GETTING OVER THINGS
- Alice Walton-Knight
- Sep 21, 2020
- 4 min read
Updated: Oct 23, 2020
A Love-Letter to My Breakup (but more importantly, to being alone, and to feeling, and to myself and to ridiculously human courage)
Written in the height of lockdown, at a time when focusing on the breakdown of a relationship should have felt ridiculous; instead it came as a welcome reminder of what humanity and hope mean.
Adrift. Alone. When my relationship of fifteen months (almost my whole uni life) ended, I sat down and started to write these words, in a pointless exercise to try to make sense of how I felt. I was confused and drained: unsurprising. Not unhappy though; something about my confusion seemed almost reassuring. What hit me, as I scrolled through the many, many photos and videos of a shared reality that no longer exists, was how grateful I felt. Not just grateful for the happy moments, but grateful too for the pain, which right now feels almost overpowering; I’m not trying to escape it, I want to embrace how it makes me feel.
What's hard about getting over this relationship is that he was such an integral part of my life, someone who dominated so much of my time. So I can't simply move on or forget, because there are so few things that don't make me feel a connection. At one point, the shelf next to my bed made me cry thinking of him. Over the next few weeks, as I come close to healing, I expect that many more mundane objects will bring me to tears; not just because of the memories we made, but also the memories I’d hoped to make, imagined realities fleetingly brought to life in my head. And it will never not make me sad to think that someone who, for the better part of a year and a half, was so central to my life, can now be someone who agrees that "if we see each other around, of course we'll still say hi."
Right at the start of the pandemic, I talked with a friend about her recent heartbreak. She said she took comfort in the fact that she could still feel this pain even in the middle of everything going on- some strange spectre of normality, humanity even, in an unrecognisable new world. Even as I thought how strange this sounded, I was reminded of a previous breakup, from a pitifully short, overwhelmingly insignificant relationship (or so it seems now; when things ended I still felt stranded, unsure how to be alone). It was the type of thing where I now wonder if it was anything more than the hope of a relationship, unfulfilled-, certainly not worth the tears I cried. He ended things after a half-hearted attempt at some sort of vague long-distance romance. From that moment, I felt a constant, desperate desire to text him. Each time the reply would be polite but not encouraging, a reminder that we were done, that my feelings needed another outlet.

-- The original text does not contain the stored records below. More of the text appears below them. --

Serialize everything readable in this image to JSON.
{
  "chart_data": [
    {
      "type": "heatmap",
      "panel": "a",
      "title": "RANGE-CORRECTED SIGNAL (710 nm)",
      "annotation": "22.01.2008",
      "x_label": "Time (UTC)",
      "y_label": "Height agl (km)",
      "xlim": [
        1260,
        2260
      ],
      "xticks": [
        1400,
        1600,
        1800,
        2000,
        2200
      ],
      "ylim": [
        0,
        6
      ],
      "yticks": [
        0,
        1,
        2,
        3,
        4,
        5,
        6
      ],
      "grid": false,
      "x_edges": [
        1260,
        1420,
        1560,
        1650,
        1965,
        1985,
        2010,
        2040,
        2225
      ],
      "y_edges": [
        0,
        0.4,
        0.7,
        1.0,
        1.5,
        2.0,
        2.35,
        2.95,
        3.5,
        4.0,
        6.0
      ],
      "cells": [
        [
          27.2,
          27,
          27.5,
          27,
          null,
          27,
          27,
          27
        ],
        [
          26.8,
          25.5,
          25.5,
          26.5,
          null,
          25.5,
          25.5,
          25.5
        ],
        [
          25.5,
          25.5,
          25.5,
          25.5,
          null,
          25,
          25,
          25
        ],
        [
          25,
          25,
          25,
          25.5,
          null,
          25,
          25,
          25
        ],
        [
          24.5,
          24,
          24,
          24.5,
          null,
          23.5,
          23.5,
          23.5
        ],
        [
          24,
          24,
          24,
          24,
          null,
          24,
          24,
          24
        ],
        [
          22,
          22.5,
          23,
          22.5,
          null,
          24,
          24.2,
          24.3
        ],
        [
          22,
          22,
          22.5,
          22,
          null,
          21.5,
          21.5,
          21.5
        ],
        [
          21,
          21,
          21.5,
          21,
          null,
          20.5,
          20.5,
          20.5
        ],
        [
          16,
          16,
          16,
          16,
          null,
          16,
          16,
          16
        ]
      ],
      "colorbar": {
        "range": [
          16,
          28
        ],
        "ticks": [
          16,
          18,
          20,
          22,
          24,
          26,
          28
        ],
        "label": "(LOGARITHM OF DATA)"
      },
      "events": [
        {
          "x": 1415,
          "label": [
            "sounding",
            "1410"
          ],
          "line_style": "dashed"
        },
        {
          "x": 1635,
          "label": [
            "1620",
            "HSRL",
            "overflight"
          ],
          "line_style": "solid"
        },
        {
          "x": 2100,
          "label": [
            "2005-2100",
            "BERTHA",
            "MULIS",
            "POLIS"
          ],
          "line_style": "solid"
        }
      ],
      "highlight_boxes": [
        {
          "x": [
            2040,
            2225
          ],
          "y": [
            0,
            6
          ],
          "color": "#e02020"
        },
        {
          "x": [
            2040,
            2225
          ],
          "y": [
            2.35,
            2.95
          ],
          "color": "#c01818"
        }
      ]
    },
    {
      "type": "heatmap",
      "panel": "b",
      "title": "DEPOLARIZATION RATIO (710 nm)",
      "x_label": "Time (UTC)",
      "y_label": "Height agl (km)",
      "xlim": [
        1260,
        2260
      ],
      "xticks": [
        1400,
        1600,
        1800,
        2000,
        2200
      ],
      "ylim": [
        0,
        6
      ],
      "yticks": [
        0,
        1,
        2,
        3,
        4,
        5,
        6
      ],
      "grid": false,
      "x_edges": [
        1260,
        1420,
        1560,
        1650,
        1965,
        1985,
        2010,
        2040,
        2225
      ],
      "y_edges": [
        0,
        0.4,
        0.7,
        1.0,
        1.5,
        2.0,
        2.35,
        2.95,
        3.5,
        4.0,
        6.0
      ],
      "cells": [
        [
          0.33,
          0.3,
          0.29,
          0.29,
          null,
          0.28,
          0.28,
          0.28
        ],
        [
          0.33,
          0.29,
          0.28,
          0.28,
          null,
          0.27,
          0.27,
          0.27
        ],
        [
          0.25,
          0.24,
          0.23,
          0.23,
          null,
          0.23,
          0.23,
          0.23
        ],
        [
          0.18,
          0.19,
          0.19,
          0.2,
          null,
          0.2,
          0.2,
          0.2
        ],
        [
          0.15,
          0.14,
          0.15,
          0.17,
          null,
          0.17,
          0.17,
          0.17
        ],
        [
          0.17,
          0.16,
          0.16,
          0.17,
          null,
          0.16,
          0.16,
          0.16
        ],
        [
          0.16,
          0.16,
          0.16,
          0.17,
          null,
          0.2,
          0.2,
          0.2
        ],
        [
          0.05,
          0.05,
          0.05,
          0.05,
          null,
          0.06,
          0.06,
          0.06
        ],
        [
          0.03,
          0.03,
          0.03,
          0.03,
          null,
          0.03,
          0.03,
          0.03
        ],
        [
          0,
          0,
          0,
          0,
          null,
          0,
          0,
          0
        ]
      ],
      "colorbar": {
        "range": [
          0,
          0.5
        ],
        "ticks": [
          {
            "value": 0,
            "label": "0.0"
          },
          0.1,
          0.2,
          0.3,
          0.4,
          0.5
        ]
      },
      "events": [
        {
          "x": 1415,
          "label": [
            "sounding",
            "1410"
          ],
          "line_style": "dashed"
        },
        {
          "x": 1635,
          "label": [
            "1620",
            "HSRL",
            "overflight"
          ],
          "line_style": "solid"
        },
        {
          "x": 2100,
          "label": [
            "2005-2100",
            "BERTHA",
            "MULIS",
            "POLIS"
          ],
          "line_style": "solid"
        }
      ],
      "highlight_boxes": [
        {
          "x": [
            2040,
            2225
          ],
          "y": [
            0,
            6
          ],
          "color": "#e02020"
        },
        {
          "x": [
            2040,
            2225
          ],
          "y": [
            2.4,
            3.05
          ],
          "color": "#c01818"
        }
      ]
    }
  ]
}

Somehow the knowledge of this inevitable shutdown never stopped me trying, and never stopped me feeling almost satisfied with the rush of pain that followed.
It was only many months later, on a solo trip to Italy, returning home slightly drunk one night and giving in to this compulsion, that I realised it had nothing to do with the ex I was texting. It was simply a desire to feel. That's not to say I had no other emotions: I was enjoying my busy gap year; I loved my family and my friends; I was nervous but excited about the impending start of my degree at Cambridge. But there is something comforting in feeling pain. Because pain means we care, it means we have had high points that can be recognized and missed. Right now, the all-consuming, shattering feeling that something significant is lacking in my life is merely proof that I was blessed with having something amazing- not something as long-lasting as I may have hoped, but that's something we accept, isn't it? As humans, with a need to love and to be loved, we know that most of our romantic relationships will end in hurt. Yet that doesn't stop us. Somehow, we find the courage, time and again, to put ourselves out there and to risk the pain, and this incessant cycle of suffering and happiness keeps repeating, no matter what else is going on around us. Within pain, there is always hope, the promise of something better.
So I'm grateful to my now-ex for making our breakup as painless as possible. But I'm also grateful to myself for finding the guts to risk feeling, knowing this pain was almost inevitable. And I know things will get better again, and eventually there will be a time when I can look back to now and realise that I'm not lacking anything, that my pain today is simply a part of who I will be tomorrow.
Perhaps it seems frivolous to become so caught up in something so tiny as a breakup in the middle of a pandemic. But for me, this is a grip on an old reality, a memory of a time when this pain would seem like the most important thing to me. It’s more than that, though. It’s a reminder of what it means to be human, of what it means to feel, when we risk losing our sense of anything more than survival from day to day. So ultimately, I’m grateful to the pain that grounds me, like an anchor in this chaotic sea of fear and restrictions, a reassurance that our lives remain about more than survival, and that we can always look forward to the future. Somehow the ability to feel pain represents hope, and that’s something we all need right now.